Songo - La Maya, 3 de feb. - Hoy quiero referirme a las alpargatas. Pido perdón a los que se les revuelve la picazón entre los dedos de los pies ahora mismo con tan solo evocar aquellos nefastos días del crudo período especial de 1991. 1992 y 1993 llegando al 94, 95 y 96, en que las alpargatas resultaron ser la vía de escape a la falta total de calzados de cualquier tipo, que, cuando por casualidad aparecían, costaban un ojo y la mitad del otro.
Repito, pido perdón, no solo por evocar ingratas memorias, sino también por evitar nombrar el apelativo popular que recibieron los susodichos “calzados” de corte bajo, suela lisa y sin tacón, hechos de cualquier pedacito de tela y suela de cámara de camión, de guagua, máquina o bicicleta; nombre que tenía mucho que ver con la rápida absorción de cualquier tipo de líquido derramado ante nuestros pasos y que, cuando era agua no era gran problema, pero cuando se trataba de algún otro tipo de desecho humano… “¡por favor la vida!”, como dice mi vecina.
Pero bien, después de pedirles perdón por tercera vez consecutiva, me adentro en el hecho de que las alpargatas, ya no aquellas hijas de la mala suerte, sino las de telas bordadas, semillas adosadas y suelas de hilo de saco de yute tejidos artísticamente, por las cuales los más “chic” de hoy en día dan un chorro de CUC, aludiendo que es puro arte lo que llevan en los pies, y que en “Europa” son el último grito de la moda.
Repito, las alpargatas de ley, según algunos, llegaron a la más “fermosa” isla que ojos humanos hubieran visto en los pies de los españoles.
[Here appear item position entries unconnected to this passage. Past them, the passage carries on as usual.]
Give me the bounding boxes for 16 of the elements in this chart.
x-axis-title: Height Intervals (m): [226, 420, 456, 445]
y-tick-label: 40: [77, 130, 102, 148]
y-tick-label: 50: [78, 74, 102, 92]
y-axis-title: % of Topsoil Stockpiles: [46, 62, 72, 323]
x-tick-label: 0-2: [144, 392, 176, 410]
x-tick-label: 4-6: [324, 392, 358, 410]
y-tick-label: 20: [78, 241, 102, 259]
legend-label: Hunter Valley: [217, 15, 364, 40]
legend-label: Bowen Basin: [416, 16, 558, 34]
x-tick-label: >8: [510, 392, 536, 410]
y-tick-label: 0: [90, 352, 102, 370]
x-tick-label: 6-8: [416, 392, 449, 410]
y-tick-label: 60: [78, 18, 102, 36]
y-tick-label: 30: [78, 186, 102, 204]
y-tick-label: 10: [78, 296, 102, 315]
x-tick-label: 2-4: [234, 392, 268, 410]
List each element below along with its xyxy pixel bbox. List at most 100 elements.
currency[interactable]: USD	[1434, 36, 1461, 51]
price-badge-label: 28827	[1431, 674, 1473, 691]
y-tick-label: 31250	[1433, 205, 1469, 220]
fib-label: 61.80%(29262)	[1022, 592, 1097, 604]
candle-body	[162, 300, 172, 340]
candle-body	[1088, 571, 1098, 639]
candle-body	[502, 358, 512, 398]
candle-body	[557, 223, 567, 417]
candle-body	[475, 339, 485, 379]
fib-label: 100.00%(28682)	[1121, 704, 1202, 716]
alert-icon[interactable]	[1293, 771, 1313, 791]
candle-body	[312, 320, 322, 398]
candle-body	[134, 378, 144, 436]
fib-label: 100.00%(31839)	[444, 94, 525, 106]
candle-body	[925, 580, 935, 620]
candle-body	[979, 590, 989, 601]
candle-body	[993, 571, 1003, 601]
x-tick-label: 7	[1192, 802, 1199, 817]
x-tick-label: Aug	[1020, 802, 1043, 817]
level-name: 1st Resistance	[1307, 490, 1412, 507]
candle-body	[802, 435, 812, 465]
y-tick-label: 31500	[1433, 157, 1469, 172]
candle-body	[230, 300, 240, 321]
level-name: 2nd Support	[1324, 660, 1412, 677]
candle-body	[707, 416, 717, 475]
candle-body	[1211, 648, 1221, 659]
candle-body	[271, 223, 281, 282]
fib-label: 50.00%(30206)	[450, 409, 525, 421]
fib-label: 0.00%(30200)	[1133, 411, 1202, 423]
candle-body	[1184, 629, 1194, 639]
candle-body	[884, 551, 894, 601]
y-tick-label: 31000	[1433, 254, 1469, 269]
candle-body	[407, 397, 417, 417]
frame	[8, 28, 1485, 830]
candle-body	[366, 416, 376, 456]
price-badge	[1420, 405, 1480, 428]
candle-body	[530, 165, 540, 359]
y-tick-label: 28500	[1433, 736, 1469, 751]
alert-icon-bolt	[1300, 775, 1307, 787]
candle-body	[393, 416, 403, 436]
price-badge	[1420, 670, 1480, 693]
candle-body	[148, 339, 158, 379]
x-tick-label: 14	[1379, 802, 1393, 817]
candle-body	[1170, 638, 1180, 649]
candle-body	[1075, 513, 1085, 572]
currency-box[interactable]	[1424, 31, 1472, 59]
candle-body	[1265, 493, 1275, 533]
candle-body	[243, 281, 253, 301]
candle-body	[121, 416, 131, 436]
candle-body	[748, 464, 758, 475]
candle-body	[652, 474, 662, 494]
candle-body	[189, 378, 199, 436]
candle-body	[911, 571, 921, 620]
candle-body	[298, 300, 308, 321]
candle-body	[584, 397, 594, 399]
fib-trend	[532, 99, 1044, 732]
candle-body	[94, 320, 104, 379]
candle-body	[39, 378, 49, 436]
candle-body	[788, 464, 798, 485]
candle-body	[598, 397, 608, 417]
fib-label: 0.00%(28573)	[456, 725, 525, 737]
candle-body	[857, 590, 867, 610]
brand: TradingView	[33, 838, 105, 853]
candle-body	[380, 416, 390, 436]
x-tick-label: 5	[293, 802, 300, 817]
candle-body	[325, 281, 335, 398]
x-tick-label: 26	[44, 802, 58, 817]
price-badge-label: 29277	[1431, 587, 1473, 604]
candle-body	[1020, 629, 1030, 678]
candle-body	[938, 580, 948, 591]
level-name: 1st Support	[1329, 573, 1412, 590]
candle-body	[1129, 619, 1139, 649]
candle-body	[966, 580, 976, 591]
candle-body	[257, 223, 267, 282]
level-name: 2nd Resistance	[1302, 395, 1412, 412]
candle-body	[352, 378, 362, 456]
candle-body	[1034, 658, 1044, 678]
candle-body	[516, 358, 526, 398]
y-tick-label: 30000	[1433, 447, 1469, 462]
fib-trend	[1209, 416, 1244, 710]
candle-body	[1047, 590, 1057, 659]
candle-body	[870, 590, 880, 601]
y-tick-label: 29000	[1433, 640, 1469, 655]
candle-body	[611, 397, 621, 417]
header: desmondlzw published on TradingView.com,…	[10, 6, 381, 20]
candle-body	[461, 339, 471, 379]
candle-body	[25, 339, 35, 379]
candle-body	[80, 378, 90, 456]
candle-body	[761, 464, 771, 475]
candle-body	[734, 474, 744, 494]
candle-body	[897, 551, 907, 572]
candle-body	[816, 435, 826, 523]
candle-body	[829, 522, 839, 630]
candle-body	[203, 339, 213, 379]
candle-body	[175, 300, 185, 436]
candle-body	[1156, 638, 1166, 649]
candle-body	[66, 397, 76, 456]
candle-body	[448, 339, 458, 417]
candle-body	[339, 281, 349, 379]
Sin embargo, otros afirman que ya se usaban en América desde antes del contacto con el viejo mundo, lo cual no es del todo imposible, si tomamos en cuenta que no son nada difíciles de hacer, pues los recursos y técnicas empleadas para su confección son en extremo asequibles.
Pero volviendo a nuestro tema, he querido hoy recordar esta tradicional prenda, muy cómoda y práctica, que cada día se renueva, se reinventa, adoptando estilos, diseños y colores modernos, con lo cual se acercan más al gusto popular, incluso de los públicos más jóvenes, aunque haya más de uno que ya tenga ronchas en todo el cuerpo de tan solo escuchar mencionar el nombre de ese calzado que, cual camaroncito duro, nos sacó del apuro en más de una ocasión, dando la falsa apariencia de que íbamos calzados, cuando, en realidad, el calor del pavimento nos quemaba la planta de los pies, y a las piedras y colillas de cigarros les huíamos más que a la muerte, todos sabemos por qué.
Sonrío al compartir con ustedes estas líneas, ilusionado con que las alpargatas no bajen nunca más de los encumbrados estantes de las “shoppings”, y de las cuales me separan unos cuantos CUC. ¿Será que soy un mal agradecido? En definitiva, ellas nunca me hicieron nada…pero así es la humanidad. ¿Quién lo duda? Así ha sido siempre.